株式会社ジャパンクレス 県内で事業者向けの金融業を営んで今年で44年。優良企業として銀行からも信頼を得ている企業だが、来年に控えた改正化資金業法に翻弄されている。

ジャパンクレス・知念太郎社長「嵐も嵐・・・大地震と言ってもおかしくないくらい」

知念太郎社長が「嵐」と表現する「改正貸金業法」とはいったいどんな内容なのだろうか。改正貸金業法は全国的に問題となった多重債務者の増加に歯止めをかけ、救済することを主な目的に2007年1月から段階的に施行され、来年の6月に完全施行される。

改正される主な柱は、貸金業への参入条件の厳格化などを定めた 1 貸金業の適正化や上限金利を引き下げ、グレーゾーンを撤廃する 2 金利体系の適正化など主に4つ。改正から3年弱で多重債務の問題にも改善の兆しが見えてきたという。しかし、この法改正によって貸金業界は今、風前の灯というのだ。

ジャパンクレス・知念太郎社長「貸金業界なくなるんじゃないかと思ってますね」「(貸金業者が)残れるような法改正ではない。ほとんどが残れない状態だと思います」

段階的な法改正の中で違法行為の罰則や、金利が徐々に押さえ込まれたことなどを理由に全国の貸金業者数は1986年の4万7504件をピークに年々減り始め、今年10月時点では、実に10分の1の4752件にまで減少県内の貸金業者も1999年の1081件がピークで、今年は149件にまで減少している。さらに2006年1月、いわゆるグレーゾーン金利が最高裁で違法と判断されたことで、過払い金請求が増大。

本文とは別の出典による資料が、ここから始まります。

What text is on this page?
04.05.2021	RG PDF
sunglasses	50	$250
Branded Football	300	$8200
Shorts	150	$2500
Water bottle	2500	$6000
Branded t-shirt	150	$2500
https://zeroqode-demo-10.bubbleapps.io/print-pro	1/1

貸金業の経営を圧迫しているのだ

ジャパンクレス・知念太郎社長「貸金業者の大半というのは無担保で即決、短期間でスピードを持って融資をしていくと、そこでどうしても銀行よりリスクが高くなってしまうので、そのリスクを補うために金利が高くないと出来ない簡単に言えば保険料と一緒だったわけですね」「リスクが変わらないにも関わらず銀行と同じ金利でやりなさいというふうになった時に経営は出来なくなるんじゃないですか根本的には」

改正貸金業法が与える影響は貸し手側だけではない今後は借り手側にも影響が出そうだ。それが「総量規制」「総量規制」とは、過剰な貸付を抑制するために、借り手の年収の3分の1を超える貸付を禁止するというもので、例えば収入のない専業主婦などは配偶者の年収の3分の1まで借りられるが、その場合、配偶者の同意と夫婦関係を証明する書類の提出が必要になるという。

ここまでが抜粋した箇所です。